The town of Konga lies in the heart of one of the world’s most intriguing coffee producing regions; Yirgacheffe in Ethiopia. This is the homeland of coffee, where the plant evolved, and as a result the amount of genetic diversity in the seedstock there is simply astounding. By some estimates there are over 300,000 distinct varietals of coffee in Ethiopia, dwarfing the mere hundreds of varietals grown across the rest of the world.
When coffee first left the horn of Africa in the 1500s it encountered what biologists call a “genetic bottleneck”. Only a few select plants made it into the hands of the European traders who then spread it to their colonies in the Americas and Asia. That meant that all of the coffee being grown outside of Africa was descended from only a few select plants, representing only a sliver of the diversity of the Arabica coffee growing in Ethiopia. Left behind were the hundreds of thousands of different types of Arabica, and they are still growing there today.

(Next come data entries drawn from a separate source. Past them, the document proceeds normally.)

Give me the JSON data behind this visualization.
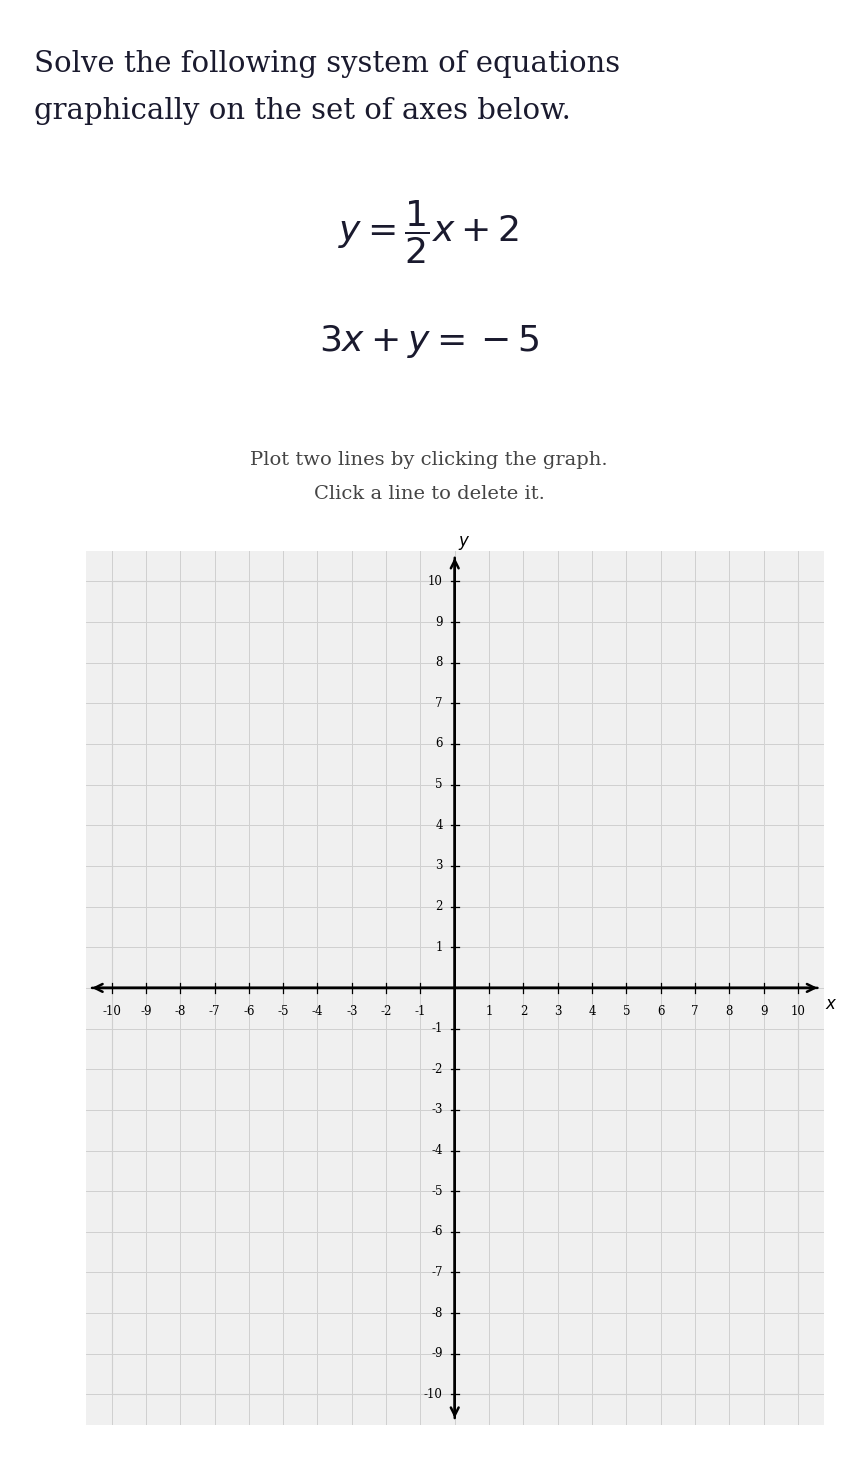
{
  "title_line1": "Solve the following system of equations",
  "title_line2": "graphically on the set of axes below.",
  "eq1_latex": "$y = \\dfrac{1}{2}x + 2$",
  "eq2_latex": "$3x + y = -5$",
  "instruction_line1": "Plot two lines by clicking the graph.",
  "instruction_line2": "Click a line to delete it.",
  "xlim": [
    -10,
    10
  ],
  "ylim": [
    -10,
    10
  ],
  "grid_color": "#d0d0d0",
  "bg_color": "#ffffff",
  "plot_bg_color": "#f0f0f0",
  "text_color": "#1a1a2e",
  "tick_label_fontsize": 8.5,
  "axis_label_fontsize": 12,
  "title_fontsize": 21,
  "eq_fontsize": 26,
  "instr_fontsize": 14
}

There are nearly no large coffee farms in Ethiopia, so every lot is made up of coffee from the many small farmers of that country. Most farmers only have a few acres of land producing coffee, accounting only a few hundred coffee shrubs. These farmers often take seeds from wild coffee plants, and replant them in their own small gardens, creating an immense amount of diversity in an extremely small area.
Despite its proximity to many other coffee producing micro-regions like Harfusa and Biloya, the coffees from around the town of Konga represent a unique subset of Yirgacheffe coffee. These handpicked cherries are taken to the Konga milling station where they are pulped, fermented, washed, and then dried on raised beds. The heterogeneous genetics of these heirloom plants and the care with which they are processed result in an amazingly clean and crisp cup with a pronounced citrus acidity reminiscent of lime juice, that is balanced by a prominent stone fruit sweetness, and a mouthfeel that is unusually thick for coffees from this region.